As co-director of the Biostatistics, Informatics, and Bioinformatics Core in the UC Denver Lung SPORE (NIH’s designated Specialized Program of Research Excellence), Edwards works closely with lung cancer researchers. He spends quite a bit of time helping scientists who have a gene or list of genes and need help turning that into something actionable. To avoid the pitfalls of false positives, he relies on two large lung cancer data sets and correlates expression data for the scientist’s target gene or genes of interest across them. “I use two independent data sets to find what’s commonly correlated, and use that to bring out some of these relationships: how do these related genes connect with the target gene, what pathways do they interact with?” The double database approach helps to filter out false positives and highlight genes that really are behaving like the target gene. “Once we have a collection of those genes, I can use IPA to interrogate that and find out what pathways might be overrepresented,” Edwards says. “Is there a particular master regulator that I could modulate to affect the target gene activity?”

Investigating several different diseases works to his advantage, Edwards says. For example, as a thought exercise he used IPA to overlay results from a lung cancer study with results from a bladder cancer project. “It was almost a perfect fit, suggesting commonality between these two different types of cancers,” he notes. That moment of serendipity will require follow-up studies, and would not have happened without a software tool that made comparing the results so simple.

Inside IPA

As an IPA power user, there are several features that Edwards finds particularly useful for his research. Most important, he says, is that the tool lets users step away from the concept of an “idealized” pathway and toward something that has more biological meaning.

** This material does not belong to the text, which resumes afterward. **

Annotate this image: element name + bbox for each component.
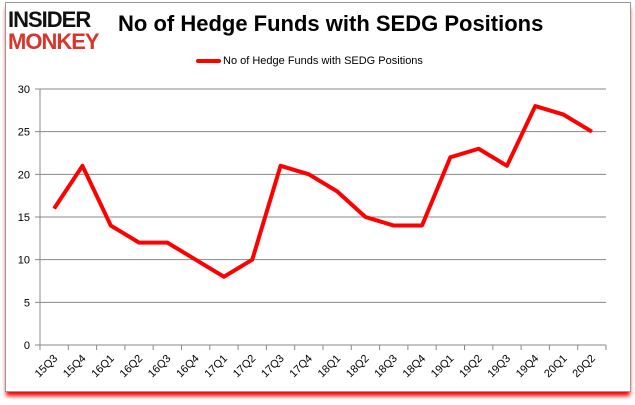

“What we’ve found out as you analyze gene expression is that known pathways have been built from information derived from many different experiments in many different cell types and organisms; they’re idealized pathways, and depending on what you’re looking at they might not necessarily apply,” Edwards says. “In IPA you can group genes based on whether they had any interaction in the scientific literature, making your own pathways. IPA allows you to find the true cellular signaling networks without having to use an idealized pathway that might not even be applicable for what you’re doing.”

Other features that make his life easier include Causal Network Analysis and multi-hop, which help reveal upstream and indirect regulators. “What a lot of us in bioinformatics are finding is that some of the truly important events in cellular signaling are probably invisible in the transcriptome,” he says. Tracking down these master regulators based on transcriptome data is possible with IPA and was “a huge step” in accelerating Edwards’ work. “These tools are very good at getting at the skeleton that connects all of the gene expression data,” he adds.

Edwards has found IPA very easy to use — in fact, so easy that he is now using it to teach bioinformatics to high school students. He is just kicking off a program with a school in an underserved Denver area in which students will import array data from free public databases and then analyze it using tools including IPA. His goal is to help kids connect with biology and make a positive impression.

“Biology is quickly turning into numbers. What IPA allows you to do is to pull all that information together and give you a big picture of what’s going on,” Edwards says. “You can also zoom in and find small things. With IPA, I find these relationships that aren’t even in the scientific literature and that I never would have guessed occur.”